Charles Babbage

author

Charles Babbage

1791–1871

A brilliant English mathematician and inventor, he imagined machines that could calculate automatically and laid out ideas that make him one of the key early figures in the story of computing. His writing ranges from science and engineering to industry, philosophy, and sharp observations about the modern world taking shape around him.

4 Audiobooks

About the author

Born in London in 1791, Charles Babbage studied at Cambridge and became known for his restless curiosity across mathematics, mechanics, and natural philosophy. He is best remembered for designing the Difference Engine, a machine meant to produce mathematical tables automatically, and the Analytical Engine, a far more ambitious design that anticipated many features of a general-purpose computer.

Babbage was not only an inventor of machines but also a prolific writer.
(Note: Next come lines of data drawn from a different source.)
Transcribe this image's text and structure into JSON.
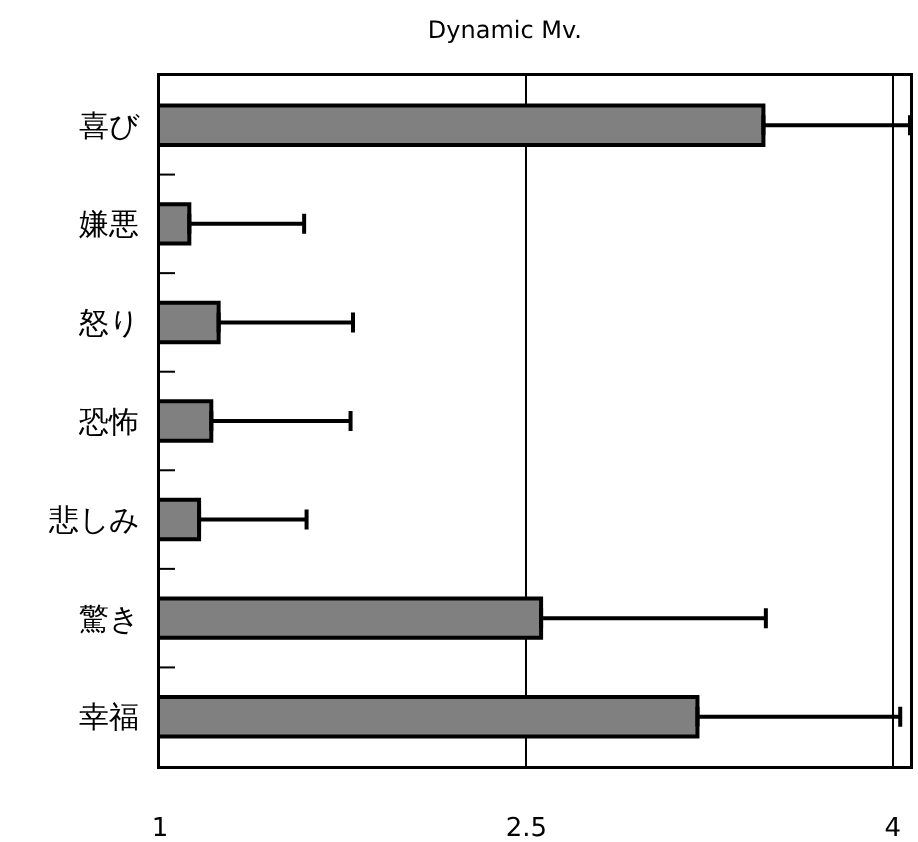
{
  "chart_data": {
    "type": "bar",
    "orientation": "horizontal",
    "title": "Dynamic Mv.",
    "categories": [
      "喜び",
      "嫌悪",
      "怒り",
      "恐怖",
      "悲しみ",
      "驚き",
      "幸福"
    ],
    "values": [
      3.47,
      1.12,
      1.24,
      1.21,
      1.16,
      2.56,
      3.2
    ],
    "errors": [
      [
        3.47,
        4.07
      ],
      [
        1.12,
        1.59
      ],
      [
        1.24,
        1.79
      ],
      [
        1.21,
        1.78
      ],
      [
        1.16,
        1.6
      ],
      [
        2.56,
        3.48
      ],
      [
        3.2,
        4.03
      ]
    ],
    "color": "#808080",
    "xlim": [
      1,
      4.07
    ],
    "xticks": [
      1,
      2.5,
      4
    ],
    "grid": "x"
  }
}
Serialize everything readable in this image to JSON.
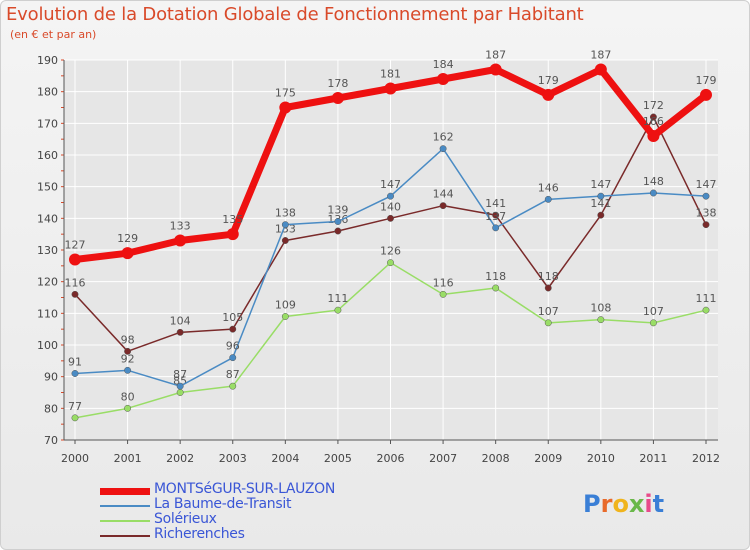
{
  "header": {
    "title": "Evolution de la Dotation Globale de Fonctionnement par Habitant",
    "subtitle": "(en € et par an)"
  },
  "brand": {
    "text": "Proxiti"
  },
  "colors": {
    "title": "#d94a2a",
    "axis": "#555555",
    "grid": "#ffffff",
    "legend_text": "#3a56d6",
    "tick_marks": "#d94a2a"
  },
  "chart_data": {
    "type": "line",
    "x": [
      "2000",
      "2001",
      "2002",
      "2003",
      "2004",
      "2005",
      "2006",
      "2007",
      "2008",
      "2009",
      "2010",
      "2011",
      "2012"
    ],
    "ylim": [
      70,
      190
    ],
    "yticks": [
      70,
      80,
      90,
      100,
      110,
      120,
      130,
      140,
      150,
      160,
      170,
      180,
      190
    ],
    "grid": true,
    "legend_position": "bottom-left",
    "series": [
      {
        "name": "MONTSéGUR-SUR-LAUZON",
        "color": "#ee1111",
        "width": 7,
        "values": [
          127,
          129,
          133,
          135,
          175,
          178,
          181,
          184,
          187,
          179,
          187,
          166,
          179
        ]
      },
      {
        "name": "La Baume-de-Transit",
        "color": "#4a8bc4",
        "width": 1.5,
        "values": [
          91,
          92,
          87,
          96,
          138,
          139,
          147,
          162,
          137,
          146,
          147,
          148,
          147
        ]
      },
      {
        "name": "Solérieux",
        "color": "#99dd66",
        "width": 1.5,
        "values": [
          77,
          80,
          85,
          87,
          109,
          111,
          126,
          116,
          118,
          107,
          108,
          107,
          111
        ]
      },
      {
        "name": "Richerenches",
        "color": "#7a2a2a",
        "width": 1.5,
        "values": [
          116,
          98,
          104,
          105,
          133,
          136,
          140,
          144,
          141,
          118,
          141,
          172,
          138
        ]
      }
    ]
  }
}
In books such as On the Economy of Machinery and Manufactures, he explored how industry, labor, and technology were changing society, and he wrote with the same energy about science, religion, statistics, and public life. That mix of technical imagination and social commentary makes his work feel surprisingly modern.

Although his grandest machines were not completed in his lifetime, his ideas had an enormous afterlife. Today he is often celebrated as a pioneer of computing, but he was also a vivid Victorian thinker whose work connected calculation, invention, and the practical business of how people live and work.